- Move aimed at re-channeling remittance flows via formal banking channels
The Central Bank will soon start cracking down on informal money exchangers such as ‘Hawala’ as the country continues to lose a significant amount of foreign exchange received via migrant worker remittance which started slowing down from around June this year as the people chose the unofficial channels which changes foreign currency at a much higher rate than the formal banks.
Ajith Nivard Cabraal
Further, some of the clearing houses are also found to have been engaging in this kind of activity and the Central Bank is looking at the laws that are at their disposal and other avenues to stop such from recurring.
The country’s foreign exchange shortages exacerbated from around June this year after the inflows slowed due to fresh restrictions from the virus resurgence, and the country repaid a billion dollar bond from its already thin foreign currency reserves, prompting the authorities to tighten controls on outflows due to the shortage created in the domestic foreign exchange market.
While the Central Bank fixed the exchange rate at Rs.198/202 levels, the conditions created parallel exchange rates which are far higher than the official rate quoted by the banks which prompted migrant workers to repatriate their earnings through informal channels at substantially higher rates, giving them a better deal.
“We have seen that many are used to send back money through systems such ‘Hawala’ in the recent past due to the gap created by the black market,” said Central Bank Governor Ajith Nivard Cabraal.
“We have looked into this and we have been given information about these channels by various sections. Using such information we are working towards slowing them down and dissuading such avenues”, he stressed. While there have been certain assurances given by the informal money changers in the recent past to adhere to certain parameters when engaging in their business, such assurances have not been followed, prompting the Central Bank to continuously monitor them and take action.
“Yes, we are monitoring them. We have had several instances where it has not been entirely in accordance with their assurances. We have seen certain instances where there have been lapses. We will deal with those”, Cabraal stressed.
It has also been found that the some parties have used the banking system also to bypass the formal channels when changing foreign currency.
“We are also dealing with some of the schemes that have been implemented during the last few months perhaps which have also called for some disruption. Particularly some people use the banking sector as well. We have got information of some of those instances and we are dealing with that,” Cabraal said.
“There are some clearing houses as it were, which are indulging in this kind of clearing of foreign exchange receipts which occur in one part of the world and there is a mirror image transaction taking place here as well,” he added.
“So, these need to be addressed. We are using the laws as well as the persuasive powers the Central Bank has with the banks to deal with that.

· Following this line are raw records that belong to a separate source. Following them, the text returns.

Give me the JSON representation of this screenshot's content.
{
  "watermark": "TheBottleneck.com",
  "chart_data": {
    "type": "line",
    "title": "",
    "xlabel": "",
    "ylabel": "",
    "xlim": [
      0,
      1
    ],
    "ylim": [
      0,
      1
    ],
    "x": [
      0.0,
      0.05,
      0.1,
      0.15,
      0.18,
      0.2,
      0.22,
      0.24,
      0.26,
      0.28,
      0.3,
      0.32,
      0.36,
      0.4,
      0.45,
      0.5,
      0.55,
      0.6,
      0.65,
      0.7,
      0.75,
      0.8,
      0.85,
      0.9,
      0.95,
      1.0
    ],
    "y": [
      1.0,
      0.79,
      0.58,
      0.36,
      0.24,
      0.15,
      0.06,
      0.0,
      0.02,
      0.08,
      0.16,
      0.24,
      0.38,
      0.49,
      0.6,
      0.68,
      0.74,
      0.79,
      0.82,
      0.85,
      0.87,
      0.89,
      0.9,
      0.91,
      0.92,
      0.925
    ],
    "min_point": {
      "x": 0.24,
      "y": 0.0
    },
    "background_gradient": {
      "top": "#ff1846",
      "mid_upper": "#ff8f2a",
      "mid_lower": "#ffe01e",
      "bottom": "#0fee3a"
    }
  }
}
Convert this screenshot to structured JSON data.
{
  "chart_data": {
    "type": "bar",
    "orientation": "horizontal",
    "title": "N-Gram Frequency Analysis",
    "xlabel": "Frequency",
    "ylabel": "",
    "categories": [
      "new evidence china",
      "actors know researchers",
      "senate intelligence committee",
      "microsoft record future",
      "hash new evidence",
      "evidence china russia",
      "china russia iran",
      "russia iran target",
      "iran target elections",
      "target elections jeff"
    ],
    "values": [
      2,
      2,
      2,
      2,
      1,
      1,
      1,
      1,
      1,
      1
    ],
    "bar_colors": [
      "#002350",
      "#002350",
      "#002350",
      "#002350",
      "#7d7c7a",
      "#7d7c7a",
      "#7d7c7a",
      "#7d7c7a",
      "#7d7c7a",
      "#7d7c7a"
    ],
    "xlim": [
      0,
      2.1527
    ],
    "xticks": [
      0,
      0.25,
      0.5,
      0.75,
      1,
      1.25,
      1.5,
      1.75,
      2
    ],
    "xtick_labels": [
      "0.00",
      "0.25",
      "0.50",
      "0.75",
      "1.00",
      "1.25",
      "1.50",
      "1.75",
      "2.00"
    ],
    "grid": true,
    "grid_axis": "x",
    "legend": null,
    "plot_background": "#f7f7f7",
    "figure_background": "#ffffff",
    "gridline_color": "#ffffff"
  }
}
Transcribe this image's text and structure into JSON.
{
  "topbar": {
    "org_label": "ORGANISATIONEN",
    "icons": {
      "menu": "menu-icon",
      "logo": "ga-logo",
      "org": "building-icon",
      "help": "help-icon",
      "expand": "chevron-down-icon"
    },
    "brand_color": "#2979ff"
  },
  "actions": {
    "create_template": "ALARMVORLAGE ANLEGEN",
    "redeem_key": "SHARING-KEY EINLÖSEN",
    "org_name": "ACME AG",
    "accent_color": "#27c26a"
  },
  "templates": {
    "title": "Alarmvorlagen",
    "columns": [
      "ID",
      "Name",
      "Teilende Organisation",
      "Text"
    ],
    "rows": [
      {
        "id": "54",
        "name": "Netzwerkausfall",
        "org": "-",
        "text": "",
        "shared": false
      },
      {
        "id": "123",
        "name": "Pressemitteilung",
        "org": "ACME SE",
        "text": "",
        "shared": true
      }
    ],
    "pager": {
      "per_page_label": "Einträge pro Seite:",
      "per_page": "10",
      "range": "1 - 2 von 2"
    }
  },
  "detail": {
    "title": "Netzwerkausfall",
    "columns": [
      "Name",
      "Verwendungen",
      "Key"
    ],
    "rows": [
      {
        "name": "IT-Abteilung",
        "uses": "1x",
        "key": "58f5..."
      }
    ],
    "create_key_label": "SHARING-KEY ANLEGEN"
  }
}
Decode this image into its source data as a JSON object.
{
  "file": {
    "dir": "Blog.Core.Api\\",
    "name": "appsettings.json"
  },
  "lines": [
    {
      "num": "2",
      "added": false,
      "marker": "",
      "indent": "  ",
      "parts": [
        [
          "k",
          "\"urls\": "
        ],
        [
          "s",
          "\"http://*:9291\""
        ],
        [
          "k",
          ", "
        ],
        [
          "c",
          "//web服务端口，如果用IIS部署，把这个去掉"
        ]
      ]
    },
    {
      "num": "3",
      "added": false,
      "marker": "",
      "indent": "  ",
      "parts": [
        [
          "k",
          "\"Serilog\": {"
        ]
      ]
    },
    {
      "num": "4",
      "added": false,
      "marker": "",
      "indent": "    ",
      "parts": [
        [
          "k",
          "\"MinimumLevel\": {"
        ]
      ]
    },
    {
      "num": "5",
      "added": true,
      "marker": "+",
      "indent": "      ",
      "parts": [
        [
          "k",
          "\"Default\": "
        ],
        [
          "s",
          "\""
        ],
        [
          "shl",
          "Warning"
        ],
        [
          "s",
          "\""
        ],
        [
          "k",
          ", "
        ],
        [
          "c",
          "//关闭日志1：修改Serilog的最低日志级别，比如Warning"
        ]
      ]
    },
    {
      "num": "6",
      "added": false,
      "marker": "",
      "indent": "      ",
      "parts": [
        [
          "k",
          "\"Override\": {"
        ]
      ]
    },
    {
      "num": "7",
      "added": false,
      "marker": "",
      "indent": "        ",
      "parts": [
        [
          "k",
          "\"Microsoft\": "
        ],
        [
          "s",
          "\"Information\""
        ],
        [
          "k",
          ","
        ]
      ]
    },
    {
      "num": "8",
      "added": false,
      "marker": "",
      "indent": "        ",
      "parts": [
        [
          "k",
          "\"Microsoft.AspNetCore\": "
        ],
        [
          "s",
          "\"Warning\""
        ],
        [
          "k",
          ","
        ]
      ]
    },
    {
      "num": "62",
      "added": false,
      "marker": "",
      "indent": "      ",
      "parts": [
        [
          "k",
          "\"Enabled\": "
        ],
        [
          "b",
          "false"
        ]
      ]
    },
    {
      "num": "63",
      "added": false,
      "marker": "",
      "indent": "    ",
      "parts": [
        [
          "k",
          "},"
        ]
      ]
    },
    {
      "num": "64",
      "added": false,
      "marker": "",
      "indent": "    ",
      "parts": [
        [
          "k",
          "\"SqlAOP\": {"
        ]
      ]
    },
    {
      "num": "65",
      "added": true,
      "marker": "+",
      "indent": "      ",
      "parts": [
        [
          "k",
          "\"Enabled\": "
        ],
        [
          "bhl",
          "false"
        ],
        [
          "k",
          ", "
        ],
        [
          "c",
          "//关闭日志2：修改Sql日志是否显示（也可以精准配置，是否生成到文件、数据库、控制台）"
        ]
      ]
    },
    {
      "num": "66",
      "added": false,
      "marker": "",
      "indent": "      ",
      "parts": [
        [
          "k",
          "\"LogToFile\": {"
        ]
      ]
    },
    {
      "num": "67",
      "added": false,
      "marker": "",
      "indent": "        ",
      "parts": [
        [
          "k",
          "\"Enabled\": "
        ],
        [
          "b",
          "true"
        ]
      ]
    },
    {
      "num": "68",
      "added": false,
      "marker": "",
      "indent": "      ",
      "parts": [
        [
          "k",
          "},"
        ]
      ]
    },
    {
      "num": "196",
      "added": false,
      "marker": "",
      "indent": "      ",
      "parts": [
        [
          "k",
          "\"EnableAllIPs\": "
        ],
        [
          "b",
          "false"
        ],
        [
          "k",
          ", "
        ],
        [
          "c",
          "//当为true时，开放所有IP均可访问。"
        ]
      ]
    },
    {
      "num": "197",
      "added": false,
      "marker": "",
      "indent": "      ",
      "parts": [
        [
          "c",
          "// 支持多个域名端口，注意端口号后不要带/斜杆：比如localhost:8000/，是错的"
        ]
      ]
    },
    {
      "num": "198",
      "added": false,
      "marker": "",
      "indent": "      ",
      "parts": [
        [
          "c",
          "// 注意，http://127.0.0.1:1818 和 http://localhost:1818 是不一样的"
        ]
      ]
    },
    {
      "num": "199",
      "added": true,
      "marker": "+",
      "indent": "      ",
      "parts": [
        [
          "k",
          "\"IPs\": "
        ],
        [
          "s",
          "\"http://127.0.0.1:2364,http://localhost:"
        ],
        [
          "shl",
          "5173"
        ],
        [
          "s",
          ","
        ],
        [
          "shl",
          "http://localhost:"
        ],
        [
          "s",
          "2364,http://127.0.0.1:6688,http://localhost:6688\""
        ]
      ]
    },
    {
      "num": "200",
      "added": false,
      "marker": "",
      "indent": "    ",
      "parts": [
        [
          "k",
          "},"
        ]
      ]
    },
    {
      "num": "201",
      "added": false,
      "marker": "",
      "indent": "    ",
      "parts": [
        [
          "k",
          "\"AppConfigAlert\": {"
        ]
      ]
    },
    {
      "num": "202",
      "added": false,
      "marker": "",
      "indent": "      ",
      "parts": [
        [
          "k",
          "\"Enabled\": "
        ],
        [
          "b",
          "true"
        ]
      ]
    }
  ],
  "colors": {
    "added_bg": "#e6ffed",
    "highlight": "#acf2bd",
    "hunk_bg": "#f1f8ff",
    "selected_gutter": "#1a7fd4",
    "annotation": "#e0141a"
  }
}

We have already started action on that and we will very soon see some results which will bring down the effect of that kind of transactions,” he further said.
Sri Lanka currently offers Rs.2.0 extra for a dollar for worker remittances to woo remittances via formal banking channels and will soon introduce other benefits such as pension and insurance schemes as additional incentives for the migrants to use formal banking channels to send back their earnings.
Besides, Sri Lanka is also taking steps to fast track the departure process of a large number who could not migrate for foreign employment during the last two years due to the pandemic.
According to Central Bank data, an average 230,000 Sri Lankans seek foreign employment annually but this segment was stuck for nearly two years, weighing on the remittances income.
During the nine months to September, Sri Lanka received US$ 4,577.5 million from remittances, down 10 percent from the same period last year as the months long deceleration in the key inflow came to a head in September with its receipts nearly halving to US$ 353.2 million from the same month in 2020.